Abstract:The ability of deep image prior (DIP) to recover high-quality images from incomplete or corrupted measurements has made it popular in inverse problems in image restoration and medical imaging including magnetic resonance imaging (MRI). However, conventional DIP suffers from severe overfitting and spectral bias effects. In this work, we first provide an analysis of how DIP recovers information from undersampled imaging measurements by analyzing the training dynamics of the underlying networks in the kernel regime for different architectures.

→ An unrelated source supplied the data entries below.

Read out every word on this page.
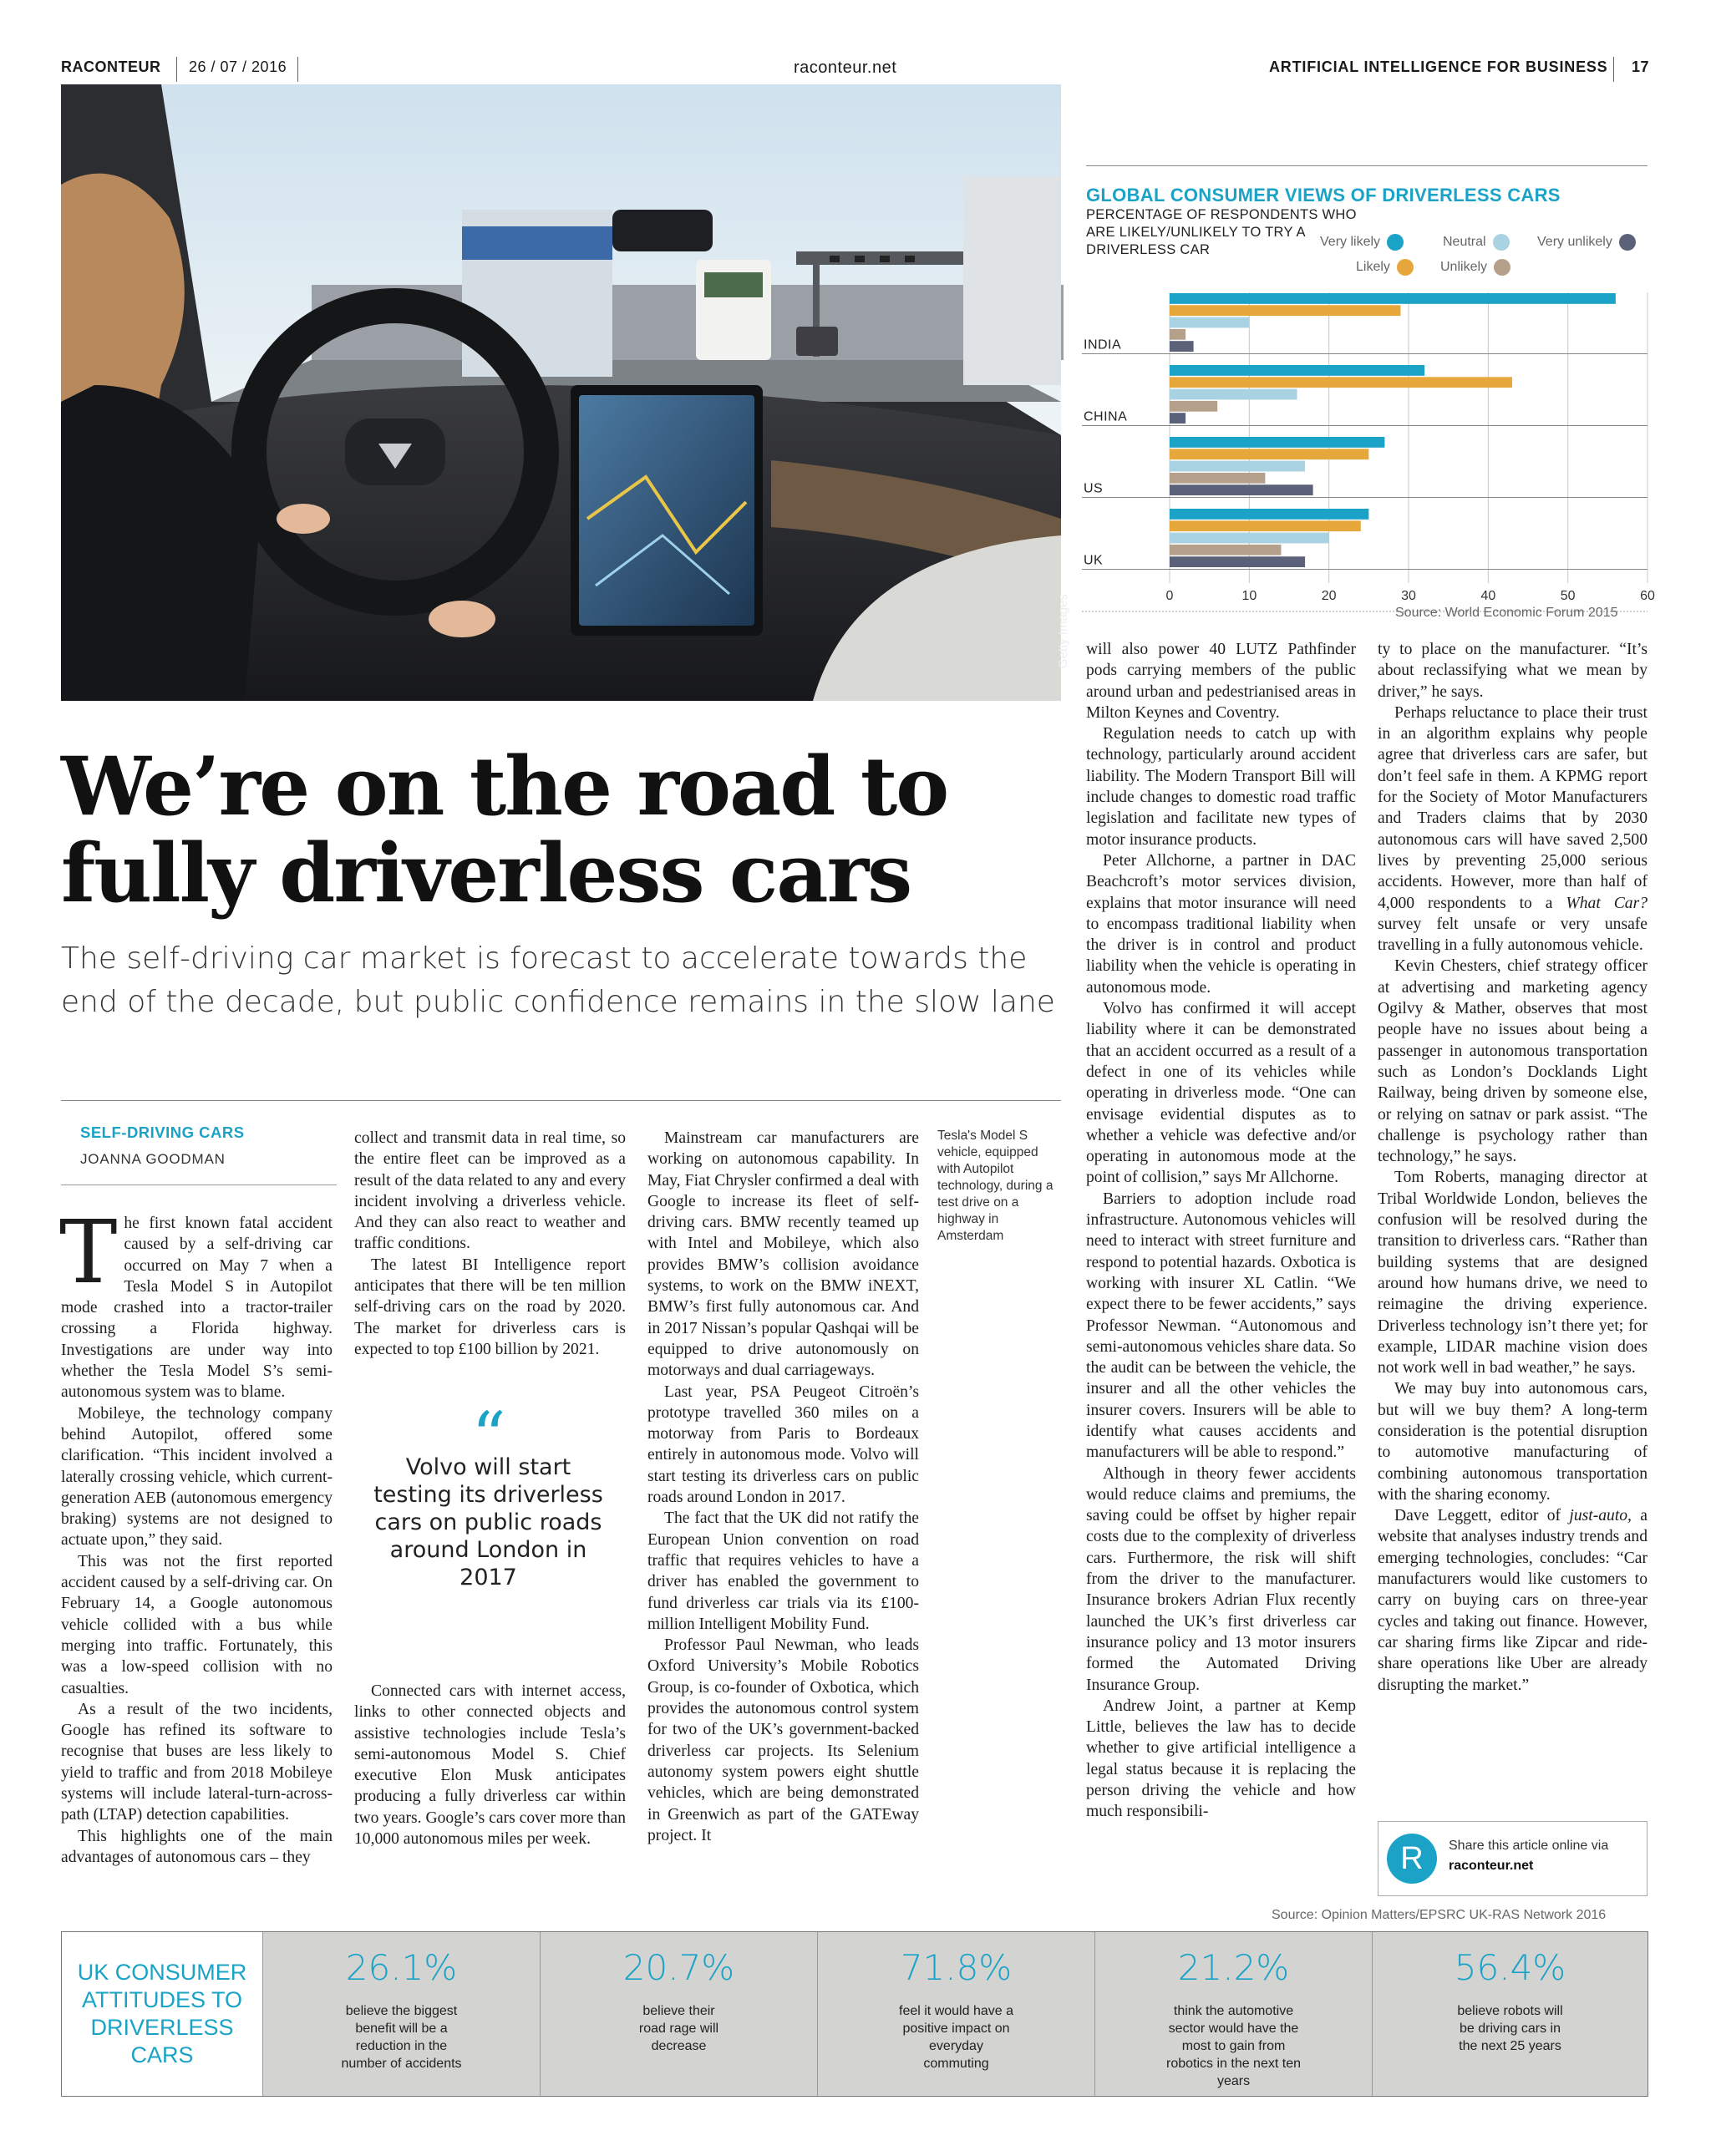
RACONTEUR 26 / 07 / 2016	raconteur.net	ARTIFICIAL INTELLIGENCE FOR BUSINESS 17
Getty Images
Tesla's Model S vehicle, equipped with Autopilot technology, during a test drive on a highway in Amsterdam
We’re on the road to
fully driverless cars
The self-driving car market is forecast to accelerate towards the end of the decade, but public confidence remains in the slow lane
SELF-DRIVING CARS
JOANNA GOODMAN

The first known fatal accident caused by a self-driving car occurred on May 7 when a Tesla Model S in Autopilot mode crashed into a tractor-trailer crossing a Florida highway. Investigations are under way into whether the Tesla Model S’s semi-autonomous system was to blame.

Mobileye, the technology company behind Autopilot, offered some clarification. “This incident involved a laterally crossing vehicle, which current-generation AEB (autonomous emergency braking) systems are not designed to actuate upon,” they said.

This was not the first reported accident caused by a self-driving car. On February 14, a Google autonomous vehicle collided with a bus while merging into traffic. Fortunately, this was a low-speed collision with no casualties.

As a result of the two incidents, Google has refined its software to recognise that buses are less likely to yield to traffic and from 2018 Mobileye systems will include lateral-turn-across-path (LTAP) detection capabilities.

This highlights one of the main advantages of autonomous cars – they

collect and transmit data in real time, so the entire fleet can be improved as a result of the data related to any and every incident involving a driverless vehicle. And they can also react to weather and traffic conditions.

The latest BI Intelligence report anticipates that there will be ten million self-driving cars on the road by 2020. The market for driverless cars is expected to top £100 billion by 2021.

“
Volvo will start testing its driverless cars on public roads around London in 2017

Connected cars with internet access, links to other connected objects and assistive technologies include Tesla’s semi-autonomous Model S. Chief executive Elon Musk anticipates producing a fully driverless car within two years. Google’s cars cover more than 10,000 autonomous miles per week.

Mainstream car manufacturers are working on autonomous capability. In May, Fiat Chrysler confirmed a deal with Google to increase its fleet of self-driving cars. BMW recently teamed up with Intel and Mobileye, which also provides BMW’s collision avoidance systems, to work on the BMW iNEXT, BMW’s first fully autonomous car. And in 2017 Nissan’s popular Qashqai will be equipped to drive autonomously on motorways and dual carriageways.

Last year, PSA Peugeot Citroën’s prototype travelled 360 miles on a motorway from Paris to Bordeaux entirely in autonomous mode. Volvo will start testing its driverless cars on public roads around London in 2017.

The fact that the UK did not ratify the European Union convention on road traffic that requires vehicles to have a driver has enabled the government to fund driverless car trials via its £100-million Intelligent Mobility Fund.

Professor Paul Newman, who leads Oxford University’s Mobile Robotics Group, is co-founder of Oxbotica, which provides the autonomous control system for two of the UK’s government-backed driverless car projects. Its Selenium autonomy system powers eight shuttle vehicles, which are being demonstrated in Greenwich as part of the GATEway project. It

will also power 40 LUTZ Pathfinder pods carrying members of the public around urban and pedestrianised areas in Milton Keynes and Coventry.

Regulation needs to catch up with technology, particularly around accident liability. The Modern Transport Bill will include changes to domestic road traffic legislation and facilitate new types of motor insurance products.

Peter Allchorne, a partner in DAC Beachcroft’s motor services division, explains that motor insurance will need to encompass traditional liability when the driver is in control and product liability when the vehicle is operating in autonomous mode.

Volvo has confirmed it will accept liability where it can be demonstrated that an accident occurred as a result of a defect in one of its vehicles while operating in driverless mode. “One can envisage evidential disputes as to whether a vehicle was defective and/or operating in autonomous mode at the point of collision,” says Mr Allchorne.

Barriers to adoption include road infrastructure. Autonomous vehicles will need to interact with street furniture and respond to potential hazards. Oxbotica is working with insurer XL Catlin. “We expect there to be fewer accidents,” says Professor Newman. “Autonomous and semi-autonomous vehicles share data. So the audit can be between the vehicle, the insurer and all the other vehicles the insurer covers. Insurers will be able to identify what causes accidents and manufacturers will be able to respond.”

Although in theory fewer accidents would reduce claims and premiums, the saving could be offset by higher repair costs due to the complexity of driverless cars. Furthermore, the risk will shift from the driver to the manufacturer. Insurance brokers Adrian Flux recently launched the UK’s first driverless car insurance policy and 13 motor insurers formed the Automated Driving Insurance Group.

Andrew Joint, a partner at Kemp Little, believes the law has to decide whether to give artificial intelligence a legal status because it is replacing the person driving the vehicle and how much responsibili-

ty to place on the manufacturer. “It’s about reclassifying what we mean by driver,” he says.

Perhaps reluctance to place their trust in an algorithm explains why people agree that driverless cars are safer, but don’t feel safe in them. A KPMG report for the Society of Motor Manufacturers and Traders claims that by 2030 autonomous cars will have saved 2,500 lives by preventing 25,000 serious accidents. However, more than half of 4,000 respondents to a What Car? survey felt unsafe or very unsafe travelling in a fully autonomous vehicle.

Kevin Chesters, chief strategy officer at advertising and marketing agency Ogilvy & Mather, observes that most people have no issues about being a passenger in autonomous transportation such as London’s Docklands Light Railway, being driven by someone else, or relying on satnav or park assist. “The challenge is psychology rather than technology,” he says.

Tom Roberts, managing director at Tribal Worldwide London, believes the confusion will be resolved during the transition to driverless cars. “Rather than building systems that are designed around how humans drive, we need to reimagine the driving experience. Driverless technology isn’t there yet; for example, LIDAR machine vision does not work well in bad weather,” he says.

We may buy into autonomous cars, but will we buy them? A long-term consideration is the potential disruption to automotive manufacturing of combining autonomous transportation with the sharing economy.

Dave Leggett, editor of just-auto, a website that analyses industry trends and emerging technologies, concludes: “Car manufacturers would like customers to carry on buying cars on three-year cycles and taking out finance. However, car sharing firms like Zipcar and ride-share operations like Uber are already disrupting the market.”

R	Share this article online via
raconteur.net
GLOBAL CONSUMER VIEWS OF DRIVERLESS CARS
PERCENTAGE OF RESPONDENTS WHO ARE LIKELY/UNLIKELY TO TRY A DRIVERLESS CAR
Very likely	Neutral	Very unlikely
Likely	Unlikely
0	10	20	30	40	50	60
INDIA
CHINA
US
UK
Source: World Economic Forum 2015
Source: Opinion Matters/EPSRC UK-RAS Network 2016
UK CONSUMER ATTITUDES TO DRIVERLESS CARS
26.1%
believe the biggest benefit will be a reduction in the number of accidents
20.7%
believe their road rage will decrease
71.8%
feel it would have a positive impact on everyday commuting
21.2%
think the automotive sector would have the most to gain from robotics in the next ten years
56.4%
believe robots will be driving cars in the next 25 years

This study sheds light on important underlying properties for DIP-based recovery. Current research suggests that incorporating a reference image as network input can enhance DIP's performance in image reconstruction compared to using random inputs. However, obtaining suitable reference images requires supervision, and raises practical difficulties. In an attempt to overcome this obstacle, we further introduce a self-driven reconstruction process that concurrently optimizes both the network weights and the input while eliminating the need for training data. Our method incorporates a novel denoiser regularization term which enables robust and stable joint estimation of both the network input and reconstructed image. We demonstrate that our self-guided method surpasses both the original DIP and modern supervised methods in terms of MR image reconstruction performance and outperforms previous DIP-based schemes for image inpainting.